Hi @Sarah_McGrath! To answer your questions about what the different parameter choices for merge
and group
mean, I think some examples might help illustrate the concepts:
merge
from biom import Table
import numpy as np
from qiime2 import Artifact
from qiime2.plugins import feature_table
t1 = Artifact.import_data('FeatureTable[Frequency]',
Table(np.array([[0, 1, 3], [1, 1, 2]]),
['O1', 'O2'], ['S1', 'S2', 'S3']))
t2 = Artifact.import_data('FeatureTable[Frequency]',
Table(np.array([[0, 2, 6], [2, 2, 4]]),
['O1', 'O3'], ['S1', 'S5', 'S6']))
Those two tables look like this:
# Constructed from biom file
#OTU ID S1 S2 S3
O1 0.0 1.0 3.0
O2 1.0 1.0 2.0
# Constructed from biom file
#OTU ID S1 S5 S6
O1 0.0 2.0 6.0
O3 2.0 2.0 4.0
Above, we create two FeatureTable
s, note that each table has an S1
sample, and an O1
feature present.
feature_table.methods.merge([t1, t2], overlap_method='error_on_overlapping_sample')
...
ValueError: Same samples are present in some of the provided tables: S1
error_on_overlapping_sample
is complaining about the duplicate sample in both tables, S1
.
feature_table.methods.merge([t1, t2], overlap_method='error_on_overlapping_feature')
...
ValueError: Same features are present in some of the provided tables: O1
error_on_overlapping_feature
is complaining about the duplicate feature in both tables, O1
.
t3, = feature_table.methods.merge([t1, t2], overlap_method='sum')
print(t3.view(Table))
# Constructed from biom file
#OTU ID S1 S2 S3 S5 S6
O1 0.0 1.0 3.0 2.0 6.0
O2 1.0 1.0 2.0 0.0 0.0
O3 2.0 0.0 0.0 2.0 4.0
The merging doesn’t complain about the overlapping sample or feature from above, but rather sums the values anywhere that there is an overlap.
group
For grouping, taking the ceiling of a value means to round up. So, when you group on a metadata value, and select something like median or mean, you might wind up with a non-whole number, which doesn’t really make sense when considering the nature of an observation matrix. The ceiling means that after those values are computed (median; mean), we round the value up to the nearest whole number. We don’t need to worry about rounding when performing an operation like sum
, because that will always result in a whole number.
import qiime2
import pandas as pd
import biom
sample_mc = qiime2.CategoricalMetadataColumn(pd.Series(['x', 'y', 'y'], name='foo',
index=pd.Index(['a', 'b', 'c'], name='sampleid')))

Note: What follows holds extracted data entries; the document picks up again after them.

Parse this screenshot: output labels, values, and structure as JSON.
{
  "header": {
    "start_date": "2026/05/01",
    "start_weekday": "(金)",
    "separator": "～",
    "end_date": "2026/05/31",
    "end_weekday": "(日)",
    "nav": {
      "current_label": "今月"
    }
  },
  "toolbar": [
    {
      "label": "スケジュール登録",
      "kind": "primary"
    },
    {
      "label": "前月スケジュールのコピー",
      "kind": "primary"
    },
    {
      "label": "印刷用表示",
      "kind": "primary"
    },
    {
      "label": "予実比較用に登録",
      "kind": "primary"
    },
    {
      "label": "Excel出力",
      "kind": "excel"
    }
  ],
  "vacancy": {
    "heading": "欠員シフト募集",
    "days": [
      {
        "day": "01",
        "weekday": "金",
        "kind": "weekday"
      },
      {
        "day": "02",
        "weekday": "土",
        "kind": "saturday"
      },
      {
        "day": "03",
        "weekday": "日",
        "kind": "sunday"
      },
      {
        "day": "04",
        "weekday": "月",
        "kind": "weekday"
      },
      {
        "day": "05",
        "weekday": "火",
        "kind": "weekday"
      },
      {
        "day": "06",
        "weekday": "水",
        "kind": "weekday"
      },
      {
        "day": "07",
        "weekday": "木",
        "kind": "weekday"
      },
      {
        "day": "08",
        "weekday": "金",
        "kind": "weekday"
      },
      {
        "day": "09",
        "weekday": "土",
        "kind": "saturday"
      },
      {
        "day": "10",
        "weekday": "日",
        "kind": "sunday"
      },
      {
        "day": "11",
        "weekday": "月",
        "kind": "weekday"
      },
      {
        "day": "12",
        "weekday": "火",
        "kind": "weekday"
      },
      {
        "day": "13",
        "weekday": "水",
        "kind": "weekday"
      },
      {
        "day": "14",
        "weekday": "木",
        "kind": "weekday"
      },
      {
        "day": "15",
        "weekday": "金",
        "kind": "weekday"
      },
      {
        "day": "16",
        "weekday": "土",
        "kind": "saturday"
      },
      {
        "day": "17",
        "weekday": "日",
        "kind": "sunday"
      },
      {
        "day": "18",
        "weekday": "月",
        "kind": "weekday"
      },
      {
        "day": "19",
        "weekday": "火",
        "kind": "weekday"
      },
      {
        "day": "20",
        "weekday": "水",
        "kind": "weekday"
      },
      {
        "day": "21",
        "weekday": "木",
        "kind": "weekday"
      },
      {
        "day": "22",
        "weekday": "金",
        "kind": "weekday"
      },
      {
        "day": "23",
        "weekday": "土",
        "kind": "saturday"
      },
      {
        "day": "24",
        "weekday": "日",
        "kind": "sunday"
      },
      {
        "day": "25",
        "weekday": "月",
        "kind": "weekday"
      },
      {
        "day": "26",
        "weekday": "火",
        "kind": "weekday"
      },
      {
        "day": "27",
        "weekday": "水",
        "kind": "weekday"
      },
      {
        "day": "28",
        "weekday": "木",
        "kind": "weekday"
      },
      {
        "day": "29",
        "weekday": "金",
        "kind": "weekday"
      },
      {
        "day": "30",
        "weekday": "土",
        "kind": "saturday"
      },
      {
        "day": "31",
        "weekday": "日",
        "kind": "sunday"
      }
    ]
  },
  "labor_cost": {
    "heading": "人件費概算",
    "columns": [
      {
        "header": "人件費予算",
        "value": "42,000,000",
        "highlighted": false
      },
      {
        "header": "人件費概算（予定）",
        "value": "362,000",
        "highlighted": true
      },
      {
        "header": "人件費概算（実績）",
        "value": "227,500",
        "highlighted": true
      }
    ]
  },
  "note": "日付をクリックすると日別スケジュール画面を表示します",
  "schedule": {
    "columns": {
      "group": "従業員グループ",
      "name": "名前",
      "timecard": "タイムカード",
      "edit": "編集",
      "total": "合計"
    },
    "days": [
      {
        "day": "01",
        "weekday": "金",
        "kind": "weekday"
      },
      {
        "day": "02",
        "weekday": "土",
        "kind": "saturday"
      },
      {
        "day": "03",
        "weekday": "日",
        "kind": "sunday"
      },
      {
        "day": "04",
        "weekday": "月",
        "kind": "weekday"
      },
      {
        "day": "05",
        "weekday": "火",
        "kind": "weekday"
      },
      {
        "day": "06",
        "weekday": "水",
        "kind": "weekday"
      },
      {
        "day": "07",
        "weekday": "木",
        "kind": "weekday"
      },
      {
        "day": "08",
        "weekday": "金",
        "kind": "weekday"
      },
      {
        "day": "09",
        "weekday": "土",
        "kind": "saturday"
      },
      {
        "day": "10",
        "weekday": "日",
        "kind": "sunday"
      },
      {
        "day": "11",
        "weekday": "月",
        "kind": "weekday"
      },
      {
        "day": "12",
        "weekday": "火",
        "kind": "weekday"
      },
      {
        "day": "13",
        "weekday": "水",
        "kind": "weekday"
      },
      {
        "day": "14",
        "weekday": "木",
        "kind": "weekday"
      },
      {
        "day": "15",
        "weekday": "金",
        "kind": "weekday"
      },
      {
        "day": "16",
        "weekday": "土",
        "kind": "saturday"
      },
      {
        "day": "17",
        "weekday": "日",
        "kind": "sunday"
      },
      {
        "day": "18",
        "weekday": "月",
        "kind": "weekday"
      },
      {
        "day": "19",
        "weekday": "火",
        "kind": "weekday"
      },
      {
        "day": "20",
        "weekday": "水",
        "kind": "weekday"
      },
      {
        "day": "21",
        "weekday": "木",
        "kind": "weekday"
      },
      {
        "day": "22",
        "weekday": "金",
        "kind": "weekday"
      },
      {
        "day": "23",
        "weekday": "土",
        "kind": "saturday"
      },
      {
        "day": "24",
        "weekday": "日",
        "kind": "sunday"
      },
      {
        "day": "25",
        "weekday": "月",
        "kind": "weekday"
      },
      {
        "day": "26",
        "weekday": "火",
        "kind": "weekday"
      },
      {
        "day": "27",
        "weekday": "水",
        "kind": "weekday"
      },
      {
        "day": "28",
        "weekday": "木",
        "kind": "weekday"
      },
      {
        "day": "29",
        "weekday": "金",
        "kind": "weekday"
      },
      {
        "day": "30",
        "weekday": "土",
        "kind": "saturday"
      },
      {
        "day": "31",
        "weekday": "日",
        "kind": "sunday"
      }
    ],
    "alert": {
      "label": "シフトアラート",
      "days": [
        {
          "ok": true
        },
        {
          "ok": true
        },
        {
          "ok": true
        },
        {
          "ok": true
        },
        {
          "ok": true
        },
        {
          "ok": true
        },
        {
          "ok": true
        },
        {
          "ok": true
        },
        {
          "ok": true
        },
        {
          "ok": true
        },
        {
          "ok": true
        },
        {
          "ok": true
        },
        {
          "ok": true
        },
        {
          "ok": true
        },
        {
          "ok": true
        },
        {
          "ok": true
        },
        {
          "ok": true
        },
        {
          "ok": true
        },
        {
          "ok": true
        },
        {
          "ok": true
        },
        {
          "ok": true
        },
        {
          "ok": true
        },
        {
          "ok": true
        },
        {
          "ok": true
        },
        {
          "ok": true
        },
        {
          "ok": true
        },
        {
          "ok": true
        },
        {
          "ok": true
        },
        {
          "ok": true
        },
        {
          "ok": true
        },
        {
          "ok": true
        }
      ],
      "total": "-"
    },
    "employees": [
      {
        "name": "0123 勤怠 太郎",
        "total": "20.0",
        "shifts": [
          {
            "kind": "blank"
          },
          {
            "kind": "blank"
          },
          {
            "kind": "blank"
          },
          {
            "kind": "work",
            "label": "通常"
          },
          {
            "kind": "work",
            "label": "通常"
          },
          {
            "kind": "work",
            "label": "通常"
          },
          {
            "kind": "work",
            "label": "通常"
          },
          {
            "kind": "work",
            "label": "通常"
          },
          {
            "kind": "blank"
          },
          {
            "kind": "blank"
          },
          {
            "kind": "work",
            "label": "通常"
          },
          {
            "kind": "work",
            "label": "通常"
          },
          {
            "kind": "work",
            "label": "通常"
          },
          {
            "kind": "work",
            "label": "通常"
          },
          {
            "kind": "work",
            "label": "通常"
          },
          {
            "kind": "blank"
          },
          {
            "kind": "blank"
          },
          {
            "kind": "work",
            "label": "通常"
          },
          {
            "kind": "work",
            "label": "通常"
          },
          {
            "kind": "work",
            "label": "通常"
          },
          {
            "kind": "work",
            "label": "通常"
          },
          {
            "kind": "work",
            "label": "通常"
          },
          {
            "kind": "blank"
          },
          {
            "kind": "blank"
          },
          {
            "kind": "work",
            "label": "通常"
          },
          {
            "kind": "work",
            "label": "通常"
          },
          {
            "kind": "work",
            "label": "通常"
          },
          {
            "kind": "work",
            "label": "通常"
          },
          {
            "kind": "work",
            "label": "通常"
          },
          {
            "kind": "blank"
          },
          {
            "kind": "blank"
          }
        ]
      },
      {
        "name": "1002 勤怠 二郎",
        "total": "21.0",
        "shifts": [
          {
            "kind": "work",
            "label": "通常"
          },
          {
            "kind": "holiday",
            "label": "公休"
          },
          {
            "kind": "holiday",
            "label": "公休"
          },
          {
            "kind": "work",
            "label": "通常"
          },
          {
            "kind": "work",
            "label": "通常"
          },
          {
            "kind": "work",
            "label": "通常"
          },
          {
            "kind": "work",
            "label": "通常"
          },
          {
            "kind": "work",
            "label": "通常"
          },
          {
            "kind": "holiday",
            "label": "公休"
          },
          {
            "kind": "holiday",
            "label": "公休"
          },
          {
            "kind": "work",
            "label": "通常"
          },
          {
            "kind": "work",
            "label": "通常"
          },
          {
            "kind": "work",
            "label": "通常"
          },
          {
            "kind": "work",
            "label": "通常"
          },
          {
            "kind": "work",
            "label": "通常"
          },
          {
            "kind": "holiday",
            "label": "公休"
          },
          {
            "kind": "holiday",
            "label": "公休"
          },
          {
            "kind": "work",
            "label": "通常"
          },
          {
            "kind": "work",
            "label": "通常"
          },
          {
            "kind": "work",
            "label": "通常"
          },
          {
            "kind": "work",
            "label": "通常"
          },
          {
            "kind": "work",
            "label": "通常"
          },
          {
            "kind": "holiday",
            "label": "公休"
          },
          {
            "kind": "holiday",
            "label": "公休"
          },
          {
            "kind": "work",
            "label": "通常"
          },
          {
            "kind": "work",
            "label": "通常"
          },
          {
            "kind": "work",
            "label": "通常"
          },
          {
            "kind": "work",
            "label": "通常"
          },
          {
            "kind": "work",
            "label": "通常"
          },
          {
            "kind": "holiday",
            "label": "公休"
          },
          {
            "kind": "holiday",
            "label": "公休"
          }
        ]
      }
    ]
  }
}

table = qiime2.Artifact.import_data('FeatureTable[Frequency]',
biom.Table(np.array([[1, 2, 3], [30, 20, 10]]),
sample_ids=sample_mc.to_series().index,
observation_ids=['O1', 'O2']))
# Constructed from biom file
#OTU ID a b c
O1 1.0 2.0 3.0
O2 30.0 20.0 10.0
t_sum, = feature_table.methods.group(table=table, axis='sample', metadata=sample_mc, mode='sum')
print(t_sum.view(biom.Table))
# Constructed from biom file
#OTU ID x y
O1 1.0 5.0
O2 30.0 30.0
t_median, = feature_table.methods.group(table=table, axis='sample', metadata=sample_mc, mode='median-ceiling')
print(t_median.view(biom.Table))
# Constructed from biom file
#OTU ID x y
O1 1.0 3.0
O2 30.0 15.0
t_mean, = feature_table.methods.group(table=table, axis='sample', metadata=sample_mc, mode='mean-ceiling')
print(t_mean.view(biom.Table))
# Constructed from biom file
#OTU ID x y
O1 1.0 3.0
O2 30.0 15.0
It looks like you asked some additional questions while I was writing this post - can you take a look at this, and follow up with any remaining questions, restated? You can just copy-and-paste. Thanks!